Le Premier ministre Jean-Marc Ayrault, le 14 février 2014 à Nancy. — POL EMILE / SIPA/SIPA

Aurait-il reçu des gages de la part de François Hollande? En tout cas, face aux rumeurs d’un futur remaniement, Jean-Marc Ayrault a joué l’assurance dans le Parisien ce dimanche. «Vous me trouvez usé et fatigué, vous?», a-t-il attaqué, avant d’assurer qu’il ne se laisserait «pas dévier de [s]a mission par quelque anecdote que ce soit, ni par quelques commentaires, spéculations ou fantasmes».

Ayrault, fusible jusqu’en 2015?

En revanche, le Premier ministre a avalisé l’idée d’un changement d’équipe gouvernementale, se disant «favorable» à un gouvernement resserré, «même si c’est une décision qui appartient au président de la République». Car différentes sources semblent confirmer que François Hollande est bien décidé à remanier, dans une fenêtre  de tir proche, qui va du lendemain des municipales (30 mars) au lendemain des européennes (25 mai). Pour autant, changement d’équipe gouvernementale ne signifie pas forcément remplacement à Matignon, le feuilleton des remaniements successifs sous Nicolas Sarkozy en atteste.

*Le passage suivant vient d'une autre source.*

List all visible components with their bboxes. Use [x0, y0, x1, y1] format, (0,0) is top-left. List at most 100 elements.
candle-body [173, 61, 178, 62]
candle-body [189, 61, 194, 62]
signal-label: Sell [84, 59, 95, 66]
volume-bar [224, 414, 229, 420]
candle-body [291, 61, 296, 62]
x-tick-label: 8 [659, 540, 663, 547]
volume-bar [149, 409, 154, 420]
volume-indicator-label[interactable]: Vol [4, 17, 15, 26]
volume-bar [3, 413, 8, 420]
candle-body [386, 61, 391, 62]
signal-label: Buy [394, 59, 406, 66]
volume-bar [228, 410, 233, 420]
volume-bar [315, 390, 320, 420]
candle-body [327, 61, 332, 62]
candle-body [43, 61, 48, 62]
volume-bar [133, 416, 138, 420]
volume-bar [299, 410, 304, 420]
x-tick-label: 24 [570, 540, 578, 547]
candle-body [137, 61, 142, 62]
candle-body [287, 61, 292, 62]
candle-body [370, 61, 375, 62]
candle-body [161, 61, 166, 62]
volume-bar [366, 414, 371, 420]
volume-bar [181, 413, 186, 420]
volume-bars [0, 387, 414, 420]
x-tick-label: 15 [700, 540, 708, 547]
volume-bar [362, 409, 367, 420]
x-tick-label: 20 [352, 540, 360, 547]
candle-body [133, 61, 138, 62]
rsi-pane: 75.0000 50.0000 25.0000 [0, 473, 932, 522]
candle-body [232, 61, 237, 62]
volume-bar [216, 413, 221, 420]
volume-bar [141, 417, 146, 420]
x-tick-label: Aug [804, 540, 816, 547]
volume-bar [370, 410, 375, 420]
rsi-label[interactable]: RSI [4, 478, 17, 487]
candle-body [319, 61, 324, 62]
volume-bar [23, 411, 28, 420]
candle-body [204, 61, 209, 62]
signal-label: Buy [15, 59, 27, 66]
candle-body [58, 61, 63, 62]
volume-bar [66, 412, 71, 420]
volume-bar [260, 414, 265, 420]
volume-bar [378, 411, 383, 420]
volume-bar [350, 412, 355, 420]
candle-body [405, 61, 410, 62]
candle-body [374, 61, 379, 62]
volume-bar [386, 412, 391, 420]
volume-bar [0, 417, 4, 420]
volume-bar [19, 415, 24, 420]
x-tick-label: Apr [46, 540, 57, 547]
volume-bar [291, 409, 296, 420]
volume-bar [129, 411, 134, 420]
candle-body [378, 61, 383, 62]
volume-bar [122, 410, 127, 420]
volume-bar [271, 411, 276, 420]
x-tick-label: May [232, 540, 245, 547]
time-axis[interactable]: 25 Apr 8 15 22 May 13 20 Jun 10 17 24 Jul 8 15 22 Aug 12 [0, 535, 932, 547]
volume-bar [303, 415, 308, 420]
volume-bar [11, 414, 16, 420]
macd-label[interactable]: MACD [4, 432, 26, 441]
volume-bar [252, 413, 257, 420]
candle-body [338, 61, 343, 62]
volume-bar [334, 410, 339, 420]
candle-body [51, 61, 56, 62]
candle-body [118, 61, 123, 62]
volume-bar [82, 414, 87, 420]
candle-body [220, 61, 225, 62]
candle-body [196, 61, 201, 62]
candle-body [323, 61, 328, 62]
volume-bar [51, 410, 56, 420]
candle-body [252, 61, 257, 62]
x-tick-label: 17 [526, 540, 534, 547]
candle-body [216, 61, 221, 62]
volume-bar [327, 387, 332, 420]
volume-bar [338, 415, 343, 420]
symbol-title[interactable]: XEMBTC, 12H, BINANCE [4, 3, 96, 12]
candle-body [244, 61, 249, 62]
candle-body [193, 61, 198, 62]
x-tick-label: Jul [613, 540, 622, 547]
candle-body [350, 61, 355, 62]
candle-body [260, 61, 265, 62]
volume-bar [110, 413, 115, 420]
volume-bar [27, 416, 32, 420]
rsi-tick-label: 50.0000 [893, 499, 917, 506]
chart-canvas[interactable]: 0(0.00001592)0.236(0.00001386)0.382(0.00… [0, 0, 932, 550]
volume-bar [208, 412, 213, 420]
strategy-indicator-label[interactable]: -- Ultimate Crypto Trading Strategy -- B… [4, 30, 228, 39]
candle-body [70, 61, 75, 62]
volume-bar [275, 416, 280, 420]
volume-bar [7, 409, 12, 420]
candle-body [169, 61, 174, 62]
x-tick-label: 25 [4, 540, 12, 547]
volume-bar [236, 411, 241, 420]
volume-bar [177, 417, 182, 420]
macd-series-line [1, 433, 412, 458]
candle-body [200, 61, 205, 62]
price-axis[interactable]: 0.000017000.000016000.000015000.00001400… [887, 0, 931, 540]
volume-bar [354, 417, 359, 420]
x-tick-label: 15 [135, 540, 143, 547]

Dans la majorité, certains estiment en effet qu’il n’est pas temps encore de griller le fusible Ayrault, qu’il serait bon de garder jusqu’aux régionales de 2015, pour finir le mandat avec un nouveau Premier ministre et un «gouvernement de combat». «Jean-Marc Ayrault n’a pas démérité», juge un proche de Hollande, qui assure que la priorité doit être de former une équipe «d’une petite vingtaine de personnes qui colle parfaitement à la nouvelle orientation donnée par le Président. Et faire le ménage à Bercy, où personne n’y comprend rien» avec sept ministres. Difficile de croire pour autant que François Hollande a assuré Jean-Marc Ayrault de sa reconduction: tout dépendra des résultats des municipales et de l’ampleur de la défaite éventuelle. «Seul Hollande sait. Et lui seul ne le sait pas encore», plaisante un socialiste.

Le jeu des pronostics

Du coup, le petit jeu des pronostics et supputations va bon train. Si beaucoup de ministres délégués craignent pour leurs postes, des noms reviennent avec insistance. Comme celui de Ségolène Royal à la Justice ou de Claude Bartolone pour Matignon. Parmi les sortants, ceux de deux poids lourds reviennent, Vincent Peillon à l’Education et Pierre Moscovici à l’Economie. Ce dernier figure d’ailleurs parmi les seize ministres les moins bien notés d’un sondage Ifop pour le JDD. Il ne recueille que 29% de taux de satisfaction, plombé par les mauvais résultats économiques (30% pour Michel Sapin et Bernard Cazeneuve).

Loin des 61% de taux de satisfaction qu’obtient Laurent Fabius, le ministre des Affaires étrangères. Ce qui en ferait un bon candidat pour Matignon? En privé, il a toujours repoussé cette hypothèse, mais ce n’est pas vraiment le genre de proposition qui se refuse. «Je suis contre toute spéculation, notamment les spéculations gouvernementales. Il y a un président de la République qui décidé, et un Premier ministre qui fait son travail. Moi je suis ministre des Affaires étrangères et je suis très bien où je suis», a-t-il répondu ce dimanche sur Europe 1.